HGIB: Prognosis for Alzheimer's Disease via Hypergraph Information
Bottleneck
- URL: http://arxiv.org/abs/2303.10390v1
- Date: Sat, 18 Mar 2023 10:53:43 GMT
- Title: HGIB: Prognosis for Alzheimer's Disease via Hypergraph Information
Bottleneck
- Authors: Shujun Wang, Angelica I Aviles-Rivero, Zoe Kourtzi, and Carola-Bibiane
Sch\"onlieb
- Abstract summary: We propose a novel hypergraph framework based on an information bottleneck strategy (HGIB)
Our framework seeks to discriminate irrelevant information, and therefore, solely focus on harmonising relevant information for future MCI conversion prediction.
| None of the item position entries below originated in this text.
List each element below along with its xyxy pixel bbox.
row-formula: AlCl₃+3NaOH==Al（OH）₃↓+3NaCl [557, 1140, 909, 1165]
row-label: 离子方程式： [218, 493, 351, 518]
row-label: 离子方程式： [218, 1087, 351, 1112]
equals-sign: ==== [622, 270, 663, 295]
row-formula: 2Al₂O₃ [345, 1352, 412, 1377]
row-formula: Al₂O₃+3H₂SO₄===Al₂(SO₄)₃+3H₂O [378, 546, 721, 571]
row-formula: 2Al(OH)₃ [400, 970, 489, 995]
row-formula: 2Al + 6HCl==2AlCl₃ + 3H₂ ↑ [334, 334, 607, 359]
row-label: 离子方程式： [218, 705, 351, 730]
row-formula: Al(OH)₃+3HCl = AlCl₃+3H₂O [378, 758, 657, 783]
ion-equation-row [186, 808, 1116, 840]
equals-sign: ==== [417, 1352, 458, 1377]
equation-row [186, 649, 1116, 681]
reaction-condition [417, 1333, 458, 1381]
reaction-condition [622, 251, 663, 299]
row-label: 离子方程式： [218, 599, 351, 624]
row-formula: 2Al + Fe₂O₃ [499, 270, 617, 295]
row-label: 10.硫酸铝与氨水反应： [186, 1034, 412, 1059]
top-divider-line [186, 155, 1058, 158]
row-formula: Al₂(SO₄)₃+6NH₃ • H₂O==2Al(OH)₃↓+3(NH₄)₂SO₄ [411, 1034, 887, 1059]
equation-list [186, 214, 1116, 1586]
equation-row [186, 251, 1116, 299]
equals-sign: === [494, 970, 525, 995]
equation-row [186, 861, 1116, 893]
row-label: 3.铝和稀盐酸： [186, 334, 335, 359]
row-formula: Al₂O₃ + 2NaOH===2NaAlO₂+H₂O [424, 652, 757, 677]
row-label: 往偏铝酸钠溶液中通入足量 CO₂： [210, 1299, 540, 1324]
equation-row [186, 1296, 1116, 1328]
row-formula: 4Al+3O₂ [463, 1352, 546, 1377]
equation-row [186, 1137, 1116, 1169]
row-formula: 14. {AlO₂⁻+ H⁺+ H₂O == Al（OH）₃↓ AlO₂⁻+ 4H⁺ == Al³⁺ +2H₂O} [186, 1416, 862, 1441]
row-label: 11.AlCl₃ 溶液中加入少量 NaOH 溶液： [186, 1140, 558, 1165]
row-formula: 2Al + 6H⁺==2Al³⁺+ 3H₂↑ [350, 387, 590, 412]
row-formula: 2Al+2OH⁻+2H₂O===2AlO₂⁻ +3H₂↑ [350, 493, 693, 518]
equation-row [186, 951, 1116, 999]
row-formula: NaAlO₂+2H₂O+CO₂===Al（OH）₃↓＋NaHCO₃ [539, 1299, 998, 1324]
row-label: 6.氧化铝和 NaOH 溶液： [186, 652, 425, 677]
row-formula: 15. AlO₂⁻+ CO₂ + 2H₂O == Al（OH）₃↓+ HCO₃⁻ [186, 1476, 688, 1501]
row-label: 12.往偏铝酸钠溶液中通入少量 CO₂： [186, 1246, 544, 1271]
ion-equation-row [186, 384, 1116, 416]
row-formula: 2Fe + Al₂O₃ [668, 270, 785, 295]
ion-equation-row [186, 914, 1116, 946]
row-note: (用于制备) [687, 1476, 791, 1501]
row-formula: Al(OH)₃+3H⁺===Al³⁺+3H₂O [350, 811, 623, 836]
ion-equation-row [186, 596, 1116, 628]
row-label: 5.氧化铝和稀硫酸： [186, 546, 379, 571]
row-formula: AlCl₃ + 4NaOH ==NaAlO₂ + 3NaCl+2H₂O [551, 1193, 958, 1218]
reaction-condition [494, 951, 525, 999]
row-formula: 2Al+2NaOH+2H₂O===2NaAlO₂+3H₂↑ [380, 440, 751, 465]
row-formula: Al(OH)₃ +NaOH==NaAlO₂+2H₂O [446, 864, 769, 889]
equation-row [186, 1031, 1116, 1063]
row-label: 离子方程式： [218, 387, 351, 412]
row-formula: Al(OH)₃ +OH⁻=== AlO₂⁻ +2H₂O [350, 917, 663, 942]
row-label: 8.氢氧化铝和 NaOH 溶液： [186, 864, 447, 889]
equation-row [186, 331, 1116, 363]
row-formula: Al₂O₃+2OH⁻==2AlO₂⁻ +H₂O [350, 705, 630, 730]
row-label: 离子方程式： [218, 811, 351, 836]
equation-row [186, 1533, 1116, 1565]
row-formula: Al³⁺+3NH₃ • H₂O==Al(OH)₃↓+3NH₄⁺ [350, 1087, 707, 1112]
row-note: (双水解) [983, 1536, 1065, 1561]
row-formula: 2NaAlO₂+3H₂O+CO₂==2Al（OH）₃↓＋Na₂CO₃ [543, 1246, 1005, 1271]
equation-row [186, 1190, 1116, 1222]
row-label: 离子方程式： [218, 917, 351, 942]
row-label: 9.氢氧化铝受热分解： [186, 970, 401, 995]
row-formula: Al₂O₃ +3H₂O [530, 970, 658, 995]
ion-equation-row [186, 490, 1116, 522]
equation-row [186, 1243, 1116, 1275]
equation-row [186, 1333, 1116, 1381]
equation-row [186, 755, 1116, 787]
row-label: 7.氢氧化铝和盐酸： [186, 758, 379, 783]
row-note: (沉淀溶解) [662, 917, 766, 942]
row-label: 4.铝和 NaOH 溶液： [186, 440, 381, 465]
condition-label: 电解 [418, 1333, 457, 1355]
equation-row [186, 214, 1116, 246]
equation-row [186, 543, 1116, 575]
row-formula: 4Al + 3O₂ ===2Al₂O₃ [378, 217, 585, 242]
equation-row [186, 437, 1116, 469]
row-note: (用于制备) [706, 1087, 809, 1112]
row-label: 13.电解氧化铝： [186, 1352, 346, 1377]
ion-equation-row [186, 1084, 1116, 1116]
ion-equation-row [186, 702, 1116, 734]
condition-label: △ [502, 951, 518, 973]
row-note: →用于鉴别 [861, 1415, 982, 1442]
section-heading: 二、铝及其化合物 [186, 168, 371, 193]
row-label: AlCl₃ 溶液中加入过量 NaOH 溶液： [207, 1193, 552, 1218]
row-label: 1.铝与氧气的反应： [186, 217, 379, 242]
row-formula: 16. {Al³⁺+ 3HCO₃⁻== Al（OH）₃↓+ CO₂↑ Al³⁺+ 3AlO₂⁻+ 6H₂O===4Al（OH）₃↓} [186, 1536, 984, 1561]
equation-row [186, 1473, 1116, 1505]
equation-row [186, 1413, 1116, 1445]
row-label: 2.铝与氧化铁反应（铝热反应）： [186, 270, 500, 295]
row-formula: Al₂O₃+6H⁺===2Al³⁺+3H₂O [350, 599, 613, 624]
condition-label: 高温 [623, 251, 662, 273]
We demonstrate, through extensive experiments on ADNI, that our proposed HGIB framework outperforms existing state-of-the-art hypergraph neural networks for Alzheimer's disease prognosis.
- Score: 3.8988556182958005
- License: http://arxiv.org/licenses/nonexclusive-distrib/1.0/
- Abstract: Alzheimer's disease prognosis is critical for early Mild Cognitive Impairment
patients for timely treatment to improve the patient's quality of life. Whilst
existing prognosis techniques demonstrate potential results, they are highly
limited in terms of using a single modality. Most importantly, they fail in
considering a key element for prognosis: not all features extracted at the
current moment may contribute to the prognosis prediction several years later.
To address the current drawbacks of the literature, we propose a novel
hypergraph framework based on an information bottleneck strategy (HGIB).
Firstly, our framework seeks to discriminate irrelevant information, and
therefore, solely focus on harmonising relevant information for future MCI
conversion prediction e.g., two years later). Secondly, our model
simultaneously accounts for multi-modal data based on imaging and non-imaging
modalities. HGIB uses a hypergraph structure to represent the multi-modality
data and accounts for various data modality types. Thirdly, the key of our
model is based on a new optimisation scheme. It is based on modelling the
principle of information bottleneck into loss functions that can be integrated
into our hypergraph neural network. We demonstrate, through extensive
experiments on ADNI, that our proposed HGIB framework outperforms existing
state-of-the-art hypergraph neural networks for Alzheimer's disease prognosis.
We showcase our model even under fewer labels. Finally, we further support the
robustness and generalisation capabilities of our framework under both
topological and feature perturbations.